We analyzed intention-to-treat (ITT) and per-protocol (PP) rates of sustained virological response (SVR), defined as undetectable HCV viral load at posttreatment week 12, in 37 participants treated with LDV/SOF according to the HCV genotype, baseline liver fibrosis, duration of treatment, and experience of the previous ineffective antiviral treatment. There were 32 patients infected with genotype 1 and 5 with genotype 4. Fourteen (38%) participants were treatment-experienced, two were coinfected with HIV, and three were cirrhotic. Two patients qualified for 24 weeks of therapy, and the remaining 35 received 12 weeks of LDV/SOF treatment.
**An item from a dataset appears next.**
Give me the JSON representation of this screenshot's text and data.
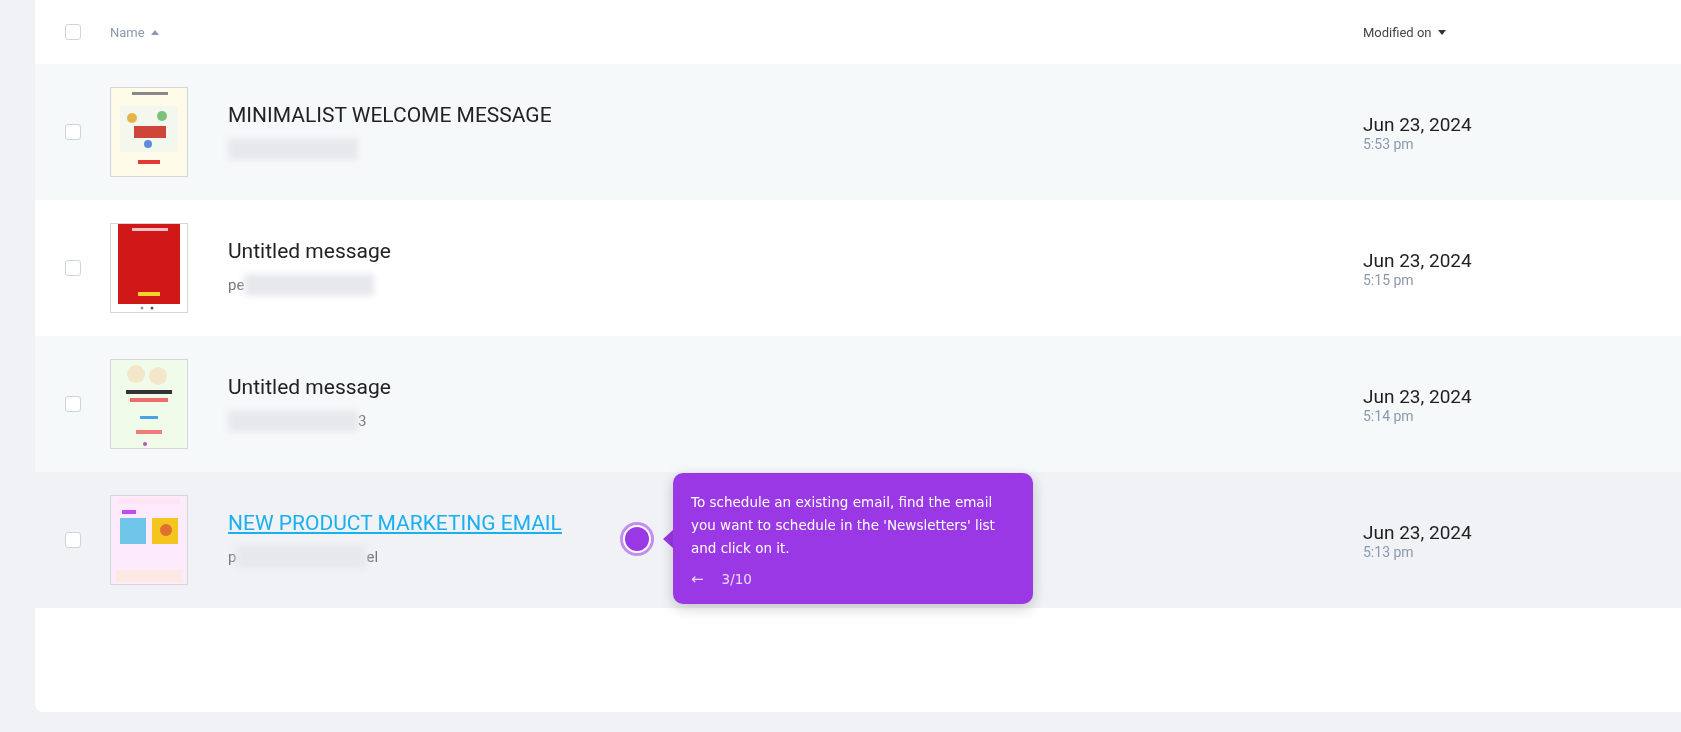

The overall ITT SVR12 rate was 36/37 (97%). One patient was lost to follow-up after week 4 of therapy when his HCV RNA was undetectable. All 36 patients who completed the full protocol achieved SVR (36/36, 100%). PP analyses of SVR12 rates according to the HCV genotype, baseline liver fibrosis, duration of the treatment, and previous ineffective treatment were all 100%. A significant decrease in aminotransferase serum levels was observed in the subsequent weeks of the treatment and at SVR assessment compared to baseline. No serious adverse events were reported.
The results of this study confirm previous observations of a suitable efficacy and safety profile of LDV/SOF for the treatment of CHC genotypes 1 and 4 in adolescents.
关于来迪派韦/索磷布韦(LDV/SOF)在儿科患者中的疗效和安全性的真实世界数据有限。在这项前瞻性、开放标签、单中心研究中,我们旨在介绍我们使用固定剂量的LDV/SOF(90/400毫克)治疗12至17岁儿童慢性丙型肝炎(CHC)1型和4型的实际经验。
我们分析了37名接受LDV/SOF治疗的参与者的意向性治疗(ITT)和符合方案(PP)的持续病毒学应答(SVR)率,SVR定义为治疗后第12周丙型肝炎病毒(HCV)载量不可检测,根据HCV基因型、基线肝纤维化、治疗持续时间和先前无效抗病毒治疗的经验进行分析。有32例患者感染1型,5例感染4型。14名(38%)参与者有治疗史,2例合并感染HIV,3例为肝硬化患者。2例患者符合24周治疗标准,其余35例接受12周的LDV/SOF治疗。
总体ITT SVR12率为36/37(97%)。1例患者在治疗第4周后失访,当时其HCV RNA不可检测。所有36例完成完整方案的患者均实现了SVR(36/36,100%)。根据HCV基因型、基线肝纤维化、治疗持续时间和先前无效治疗进行的SVR12率的PP分析均为100%。与基线相比,在治疗的后续几周和SVR评估时观察到血清转氨酶水平显著下降。未报告严重不良事件。
本研究结果证实了先前关于LDV/SOF治疗青少年CHC 1型和4型具有适宜疗效和安全性的观察结果。